The guys who understand these things wont never leave a company with a proper reason to do.
 
since the WHMCS DB has been leaked we have had 4 client cancellation requests, so we have disabled our WHMCS client area and placed a note on our home page stating orders have been suspended.

This is a silly kneejerk reaction. It's only going to cause your business more damage than good. By posting that on your website, you are almost admitting (incorrectly) they your customers should be worried that thier data has been compromised.

WHMCS scripts themselves were not hacked. They just managed to obtain root/cpanel access to the server and took a full backup/sql dump.

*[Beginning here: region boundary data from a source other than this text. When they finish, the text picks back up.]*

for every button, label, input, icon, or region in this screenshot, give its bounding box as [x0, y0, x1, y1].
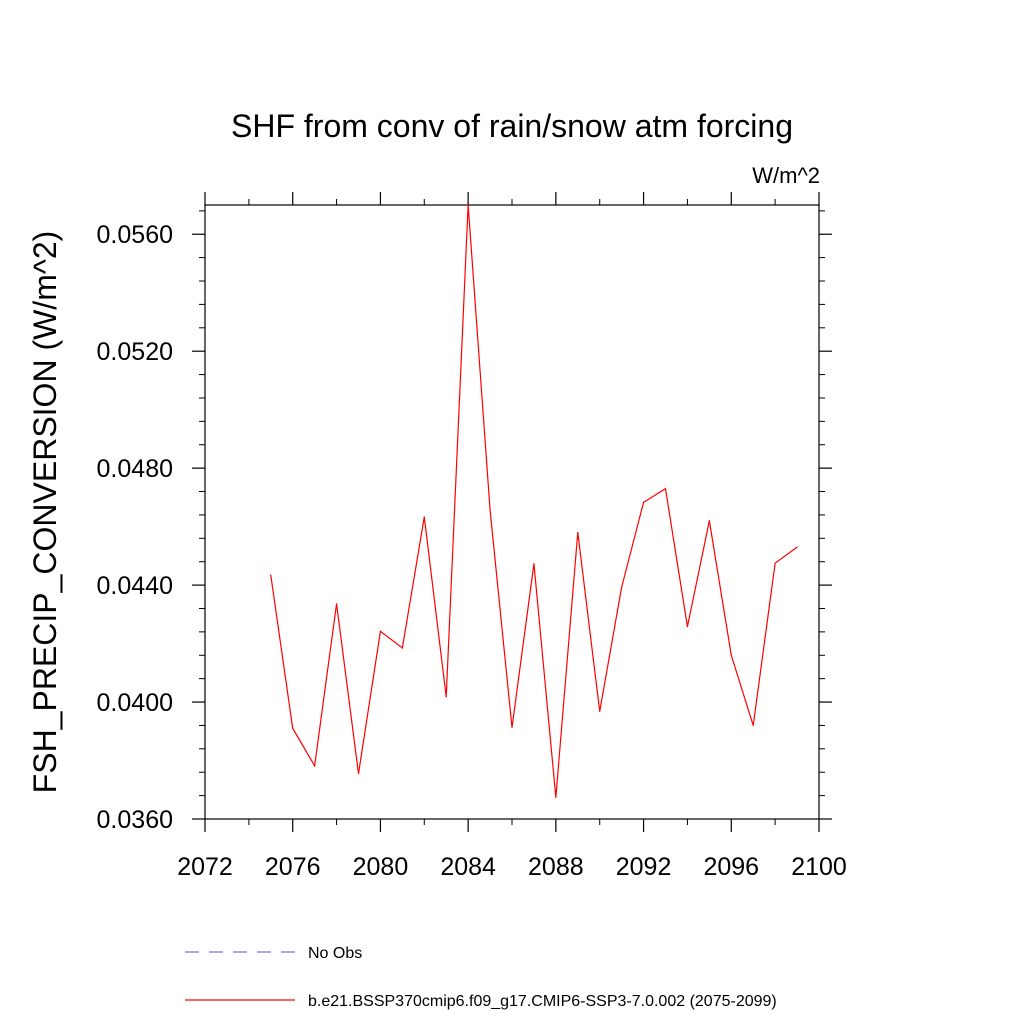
axis-ticks	[192, 192, 832, 832]
data-point	[730, 654, 732, 656]
data-point	[708, 520, 710, 522]
axis-tick-labels: 2072 2076 2080 2084 2088 2092 2096 2100 0.0360 0.…	[97, 221, 847, 881]
legend: No Obs b.e21.BSSP370cmip6.f09_g17.CMIP6-S…	[185, 945, 777, 1010]
data-point	[314, 765, 316, 767]
data-point	[489, 509, 491, 511]
x-tick-label: 2072	[177, 853, 233, 881]
data-point	[467, 204, 469, 206]
y-tick-label: 0.0360	[97, 806, 173, 834]
legend-label: No Obs	[308, 945, 362, 962]
data-point	[599, 710, 601, 713]
x-tick-label: 2100	[791, 853, 847, 881]
x-tick-label: 2092	[616, 853, 672, 881]
data-point	[423, 516, 425, 518]
y-tick-label: 0.0520	[97, 338, 173, 366]
data-point	[555, 796, 557, 798]
x-tick-label: 2096	[703, 853, 759, 881]
y-tick-label: 0.0440	[97, 572, 173, 600]
data-point	[664, 488, 667, 490]
chart-title: SHF from conv of rain/snow atm forcing	[231, 108, 793, 144]
data-point	[401, 647, 403, 649]
data-point	[577, 531, 579, 534]
data-point	[621, 586, 623, 588]
y-tick-label: 0.0560	[97, 221, 173, 249]
y-axis-title: FSH_PRECIP_CONVERSION (W/m^2)	[27, 231, 63, 794]
data-point	[445, 696, 447, 698]
x-tick-label: 2088	[528, 853, 584, 881]
data-point	[379, 630, 382, 632]
data-point	[642, 501, 645, 503]
data-point	[270, 574, 272, 576]
data-point	[752, 724, 754, 727]
data-point	[292, 727, 294, 729]
data-point	[533, 563, 535, 565]
legend-label: b.e21.BSSP370cmip6.f09_g17.CMIP6-SSP3-7.…	[308, 993, 777, 1010]
x-tick-label: 2084	[440, 853, 496, 881]
y-tick-label: 0.0480	[97, 455, 173, 483]
data-point	[796, 546, 798, 548]
units-label: W/m^2	[752, 163, 820, 188]
x-tick-label: 2076	[265, 853, 321, 881]
series-line	[270, 204, 798, 798]
data-point	[774, 562, 776, 564]
x-tick-label: 2080	[353, 853, 409, 881]
series-group	[270, 204, 798, 798]
data-point	[357, 773, 360, 775]
data-point	[686, 626, 689, 628]
data-point	[511, 726, 513, 729]
y-tick-label: 0.0400	[97, 689, 173, 717]
data-point	[335, 603, 338, 605]
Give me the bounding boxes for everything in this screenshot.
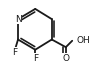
Text: OH: OH	[77, 36, 90, 45]
Text: O: O	[62, 54, 69, 63]
Text: N: N	[15, 15, 21, 24]
Text: F: F	[33, 54, 38, 63]
Text: F: F	[12, 48, 17, 57]
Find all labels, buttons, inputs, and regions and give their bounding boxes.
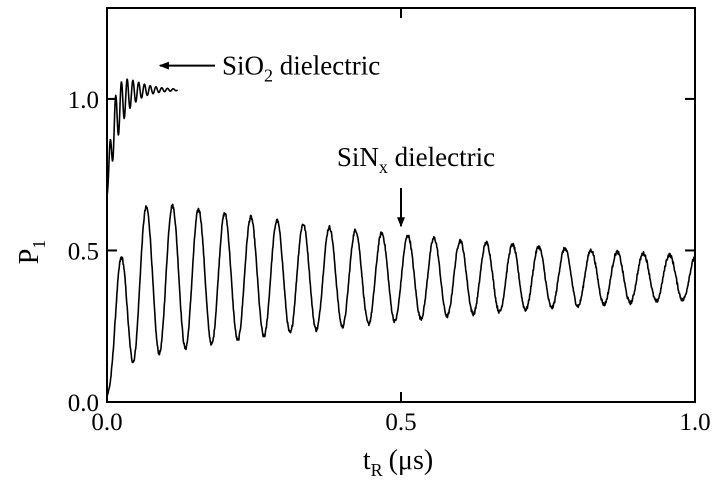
sinx-annotation: SiNx dielectric [337,142,495,177]
series-group [106,78,696,398]
sio2-annotation: SiO2 dielectric [222,51,380,86]
series-line-1 [106,203,696,398]
x-axis-label-sub: R [371,460,383,480]
y-axis-label-main: P [14,249,45,265]
x-axis-label-main: t [363,445,371,476]
x-axis-label: tR (μs) [363,445,433,480]
y-tick-label-1: 0.5 [68,238,99,265]
y-axis-label-sub: 1 [29,240,49,249]
y-tick-label-0: 0.0 [68,390,99,417]
y-axis-label: P1 [14,240,49,265]
x-axis-label-unit: (μs) [389,445,434,476]
y-tick-label-2: 1.0 [68,87,99,114]
x-tick-label-0: 0.0 [91,409,122,436]
ticks: 0.0 0.5 1.0 0.0 0.5 1.0 [68,8,711,436]
x-tick-label-1: 0.5 [385,409,416,436]
annotations: SiO2 dielectric SiNx dielectric [158,51,495,228]
series-line-0 [106,78,179,197]
x-tick-label-2: 1.0 [679,409,710,436]
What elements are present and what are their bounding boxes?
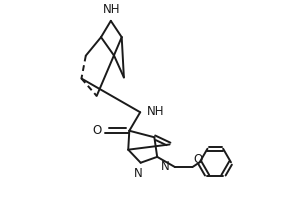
Text: N: N [161, 160, 170, 173]
Text: NH: NH [147, 105, 165, 118]
Text: O: O [193, 153, 203, 166]
Text: NH: NH [103, 3, 121, 16]
Text: O: O [93, 124, 102, 137]
Text: N: N [134, 167, 143, 180]
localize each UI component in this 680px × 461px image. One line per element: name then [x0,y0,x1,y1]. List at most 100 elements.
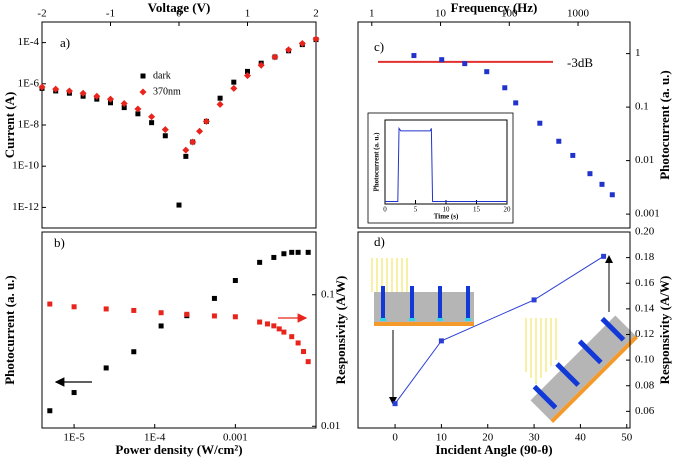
x-tick-label: 0.001 [223,432,248,444]
data-point [285,46,293,54]
x-tick-label: 20 [504,206,512,214]
data-point [305,359,311,365]
y-tick-label: 0.06 [635,405,655,417]
data-point [184,311,190,317]
x-axis-label: Incident Angle (90-θ) [435,442,552,457]
inset-frame [367,112,514,224]
y2-axis-label: Responsivity (A/W) [333,276,348,385]
data-point [276,326,282,332]
data-point [230,84,238,92]
x-tick-label: 15 [473,206,481,214]
data-point [281,251,287,257]
y-tick-label: 1E-8 [18,119,40,131]
data-point [47,301,53,307]
data-point [257,61,265,69]
y-axis-label: Current (A) [2,92,17,159]
y-tick-label: 0.1 [635,101,649,113]
data-point [79,89,87,97]
data-point [65,87,73,95]
legend-label: dark [153,70,171,81]
reference-label: -3dB [567,55,593,70]
y-tick-label: 1E-6 [18,77,40,89]
data-point [120,100,128,108]
data-point [537,120,543,126]
data-point [211,295,217,301]
data-point [161,126,169,134]
data-point [148,113,156,121]
data-point [189,138,197,146]
x-tick-label: 5 [414,206,418,214]
y-tick-label: 0.08 [635,379,655,391]
data-point [108,100,113,106]
data-point [71,304,77,310]
x-tick-label: 0 [383,206,387,214]
y-tick-label: 1 [635,47,641,59]
data-point [289,249,295,255]
data-line [394,255,604,404]
panel-label: a) [60,35,70,50]
data-point [131,349,137,355]
x-tick-label: 1 [245,8,251,20]
x-axis-label: Frequency (Hz) [451,0,538,15]
data-point [202,117,210,125]
data-point [52,85,60,93]
data-point [587,171,593,177]
y-tick-label: 1E-4 [18,36,40,48]
data-point [217,95,223,101]
x-tick-label: 10 [435,8,447,20]
x-tick-label: 1 [369,8,375,20]
data-point [271,53,279,61]
data-point [93,92,101,100]
data-point [47,408,53,414]
data-point [257,259,263,265]
y-axis-label: Photocurrent (a. u.) [2,275,17,385]
data-point [158,323,164,329]
data-point [264,321,270,327]
y-axis-label: Responsivity (A/W) [657,276,672,385]
data-point [531,297,537,303]
data-point [298,40,306,48]
data-point [211,313,217,319]
legend-marker [139,88,147,96]
y-tick-label: 0.10 [635,354,655,366]
data-point [289,334,295,340]
data-point [438,338,444,344]
y-tick-label: 0.14 [635,302,655,314]
data-point [556,138,562,144]
data-line [385,126,507,202]
data-point [601,253,607,259]
data-point [176,202,182,208]
x-tick-label: 2 [313,8,319,20]
data-point [182,146,190,154]
data-point [71,390,77,396]
data-point [216,100,224,108]
x-tick-label: 10 [436,432,448,444]
data-point [244,72,251,80]
x-tick-label: 1000 [567,8,590,20]
data-point [301,349,307,355]
y-tick-label: 0.12 [635,328,654,340]
panel-label: d) [374,234,385,249]
x-axis-label: Power density (W/cm²) [115,442,242,457]
legend-marker [140,73,146,79]
panel-label: c) [374,39,384,54]
device-illustration-flat [371,258,474,326]
x-axis-label: Voltage (V) [148,0,211,15]
data-point [232,314,238,320]
data-point [281,329,287,335]
plot-frame [357,21,631,229]
y2-tick-label: 0.01 [321,420,340,432]
data-point [411,53,417,59]
data-point [271,323,277,329]
data-point [196,127,204,135]
plot-frame [41,231,317,429]
x-tick-label: 100 [501,8,518,20]
data-point [231,79,237,85]
y2-tick-label: 0.1 [321,288,335,300]
legend-label: 370nm [153,86,181,97]
data-point [257,319,263,325]
x-tick-label: 20 [482,432,494,444]
data-point [609,192,615,198]
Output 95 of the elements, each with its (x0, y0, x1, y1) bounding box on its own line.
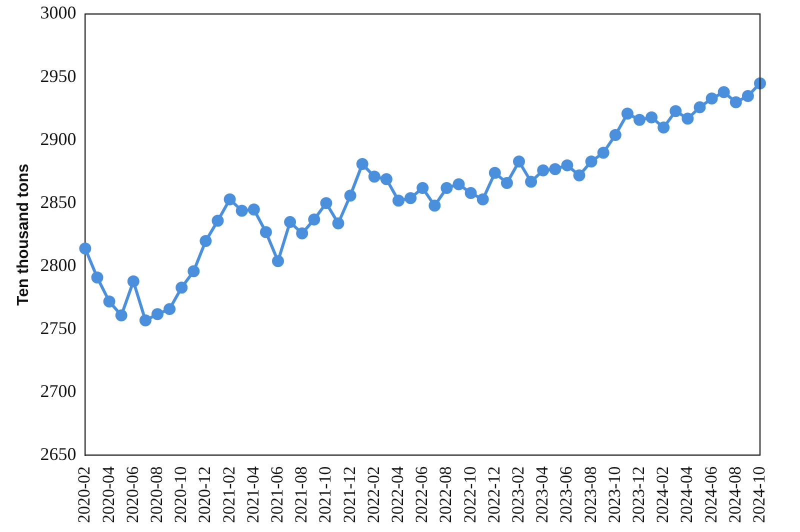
y-axis-title: Ten thousand tons (15, 164, 32, 306)
point (730, 96, 742, 108)
point (670, 105, 682, 118)
point (284, 216, 296, 228)
point (164, 303, 176, 316)
point (224, 193, 236, 206)
point (248, 203, 260, 216)
point (272, 255, 284, 268)
point (525, 176, 538, 188)
point (754, 77, 766, 90)
y-tick-label: 2950 (40, 66, 76, 86)
x-tick-label: 2021-02 (219, 466, 238, 524)
point (212, 214, 224, 227)
x-tick-label: 2023-02 (508, 466, 528, 524)
point (176, 282, 188, 294)
y-tick-label: 2850 (40, 192, 76, 212)
x-tick-label: 2022-02 (364, 466, 383, 524)
point (332, 217, 344, 230)
point (682, 112, 694, 125)
point (452, 178, 465, 190)
point (561, 159, 574, 172)
point (416, 182, 429, 194)
x-tick-label: 2021-10 (316, 466, 335, 524)
x-tick-label: 2022-04 (388, 466, 407, 524)
point (200, 234, 212, 247)
x-tick-label: 2021-08 (292, 466, 311, 524)
x-tick-label: 2020-04 (98, 466, 118, 524)
point (488, 166, 501, 179)
point (368, 170, 380, 183)
x-tick-label: 2022-06 (412, 466, 432, 524)
point (585, 156, 598, 168)
point (404, 192, 417, 204)
x-tick-label: 2023-08 (580, 466, 600, 524)
point (380, 173, 392, 186)
x-tick-label: 2021-06 (267, 466, 286, 524)
x-tick-label: 2020-08 (146, 466, 166, 524)
y-tick-label: 2900 (40, 128, 76, 149)
point (549, 163, 562, 176)
point (440, 182, 453, 194)
y-tick-label: 2800 (40, 254, 76, 275)
point (621, 108, 634, 120)
y-tick-label: 3000 (40, 2, 76, 23)
point (597, 146, 610, 159)
point (646, 111, 658, 124)
point (428, 200, 441, 212)
x-tick-label: 2024-10 (749, 466, 768, 524)
point (609, 129, 622, 142)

The only matters for concern for you are the contents of support tickets (if you gave them login details, they should have only been temporary user/passes anyway!) and if your credit card details were stored there.

Steve
 
the whole of the WHMCS database has been made publically available by the hackers, so all details held by WHMCS has now been made public. Also when i have clients leaving me due to this then i will take action
 
the whole of the WHMCS database has been made publically available by the hackers, so all details held by WHMCS has now been made public. Also when i have clients leaving me due to this then i will take action

I'm aware of the leaked data and the main concerns would be if you have stored a credit card or if you put information in tickets that ought not to be there such as still live passwords etc.

If your customers have been worried about it, it would have been far better (IMO) to reassure them that none of their information had been compromised and it was not your server that had been hacked, rather than plaster a banner across your website stating WHMCS had been hacked and you have shut down your online ordering system as a result - this alone is likely to cause panic to your customers who probably were either unconcerned or not aware of the problem in the first place.

Remember - the hack that happened can happen on any platform - it was not caused by WHMCS software.